Christina Qi - Créatrice du fonds spéculatif HFT Domeyard
Je peux affirmer avec certitude que je n'ai jamais été chassé de mon appartement par le propriétaire pour avoir consommé toute l'électricité de l'immeuble, ni qu'un milliardaire ne m'a fait traverser la moitié du monde en avion pour me rendre service. Mais ces anecdotes et bien d'autres ne sont que quelques-unes des informations fascinantes que nous livre notre prochaine invitée, qui est passée du statut de diplômée à celui de fondatrice d'un fonds spéculatif, pour arriver à trader plus d'un milliard de dollars par jour.
Christina Qi a créé le fonds spéculatif HFT Domeyard avec deux autres personnes dans sa chambre d'étudiant. Après une succession d'obstacles et de hauts et de bas, Domeyard est devenu une entreprise prospère et a été classé dans une liste récente des 50 meilleurs fonds spéculatifs.
Non contente de cela et désireuse de rendre la pareille, Christina s'est lancée dans la création d'une autre entreprise, mais cette fois en s'attaquant au problème du coût élevé des données financières, qui constitue parfois un obstacle à l'entrée dans le secteur. Sa société Databento vise à fournir des données de qualité institutionnelle à des prix particuliers, permettant aux équipes de se lancer plus rapidement et d'évoluer de manière transparente tout au long de leur croissance.
Sans plus attendre, entrons dans l'interview de Christina ci-dessous...

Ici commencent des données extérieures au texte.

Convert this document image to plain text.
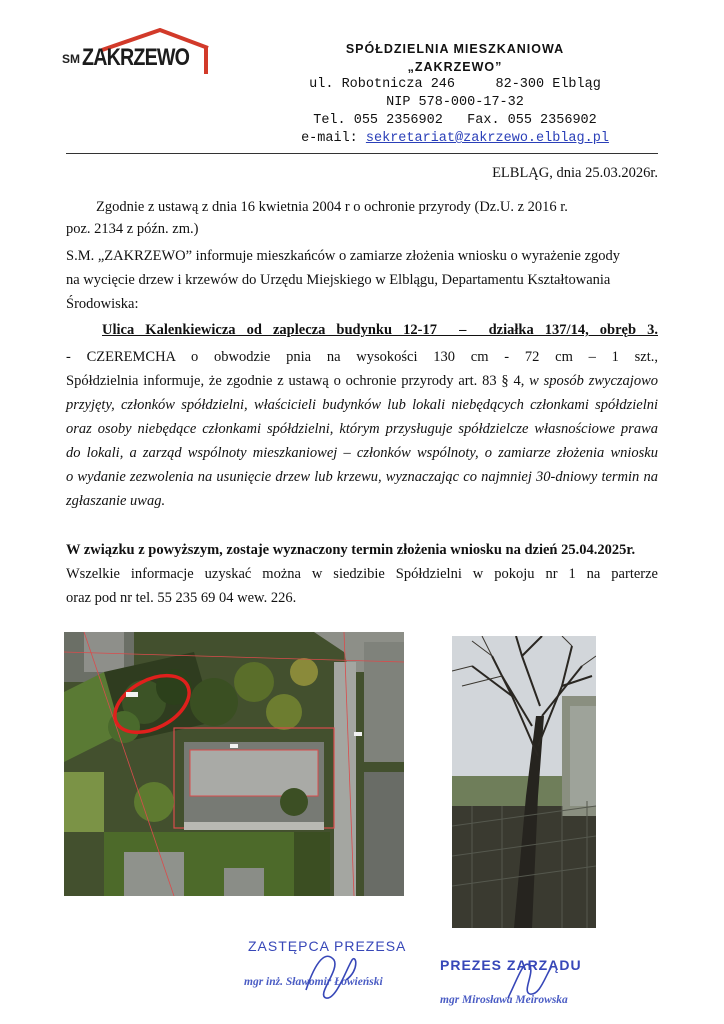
SM ZAKRZEWO	SPÓŁDZIELNIA MIESZKANIOWA
„ZAKRZEWO”
ul. Robotnicza 246     82-300 Elbląg
NIP 578-000-17-32
Tel. 055 2356902   Fax. 055 2356902
e-mail: sekretariat@zakrzewo.elblag.pl
ELBLĄG, dnia 25.03.2026r.
Zgodnie z ustawą z dnia 16 kwietnia 2004 r o ochronie przyrody (Dz.U. z 2016 r.
poz. 2134 z późn. zm.)
S.M. „ZAKRZEWO” informuje mieszkańców o zamiarze złożenia wniosku o wyrażenie zgody
na wycięcie drzew i krzewów do Urzędu Miejskiego w Elblągu, Departamentu Kształtowania
Środowiska:
Ulica Kalenkiewicza od zaplecza budynku 12-17  –  działka 137/14, obręb 3.
- CZEREMCHA o obwodzie pnia na wysokości 130 cm - 72 cm – 1 szt.,
Spółdzielnia informuje, że zgodnie z ustawą o ochronie przyrody art. 83 § 4, w sposób zwyczajowo
przyjęty, członków spółdzielni, właścicieli budynków lub lokali niebędących członkami spółdzielni
oraz osoby niebędące członkami spółdzielni, którym przysługuje spółdzielcze własnościowe prawa
do lokali, a zarząd wspólnoty mieszkaniowej – członków wspólnoty, o zamiarze złożenia wniosku
o wydanie zezwolenia na usunięcie drzew lub krzewu, wyznaczając co najmniej 30-dniowy termin na
zgłaszanie uwag.
W związku z powyższym, zostaje wyznaczony termin złożenia wniosku na dzień 25.04.2025r.
Wszelkie informacje uzyskać można w siedzibie Spółdzielni w pokoju nr 1 na parterze
oraz pod nr tel. 55 235 69 04 wew. 226.
ZASTĘPCA PREZESA
mgr inż. Sławomir Łowieński
PREZES ZARZĄDU
mgr Mirosława Meirowska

N'oubliez pas votre sens moral et ne vous soumettez à rien qui puisse le compromettre.
1. Pouvez-vous vous rappeler quand, pourquoi et comment vous vous êtes lancé dans le trading ?
Ma carrière inhabituelle est née d'une série d'échecs. J'avais effectué un stage dans la salle des marchés d'une banque de premier ordre, et nous devions présenter un argumentaire sur les actions pour notre projet final. Compte tenu de ma formation technique au MIT, j'ai décidé de me lancer à fond dans une stratégie d'arbitrage statistique. J'étais naïf à l'époque et je n'avais pas réalisé qu'une salle de marché discrétionnaire serait déconcertée par ma stratégie quantique. J'ai été dévasté de ne pas recevoir d'offre de retour. Comme je n'avais pas de doctorat, je ne pouvais pas prétendre à un emploi dans le domaine du trading à haute fréquence (HFT) à l'époque. Je n'avais donc d'autre choix que de me lancer dans le trading la nuit, pendant ma dernière année d'études, en négociant la séance allemande à 3 heures du matin et en allant en cours pendant la journée.
Mon fonds spéculatif, Domeyard LP, est né de cette expérience. À l'époque, je n'avais aucune idée de la difficulté du lancement du fonds, de la sensation extraordinaire que procurerait le trading de plus d'un milliard de dollars en une journée, ni de l'ampleur des erreurs de "primo-fondateur" que nous avons commises.
Récemment, j'ai créé une société de données, Databento, pour abaisser la barrière à l'entrée des fonds spéculatifs et des traders. Nous sommes la seule entreprise à fournir des données de qualité HFT dans des lots très personnalisés, à la carte, dans le but d'évoluer avec une équipe tout au long du cycle de vie d'une entreprise. Les données de notre carnet d'ordres ont une résolution de l'ordre de la nanoseconde, mais les utilisateurs peuvent choisir les résolutions et les symboles qu'ils souhaitent. Il s'agit d'une activité totalement distincte de mon fonds spéculatif - on pourrait dire que c'est la chose la plus significative sur laquelle j'ai travaillé.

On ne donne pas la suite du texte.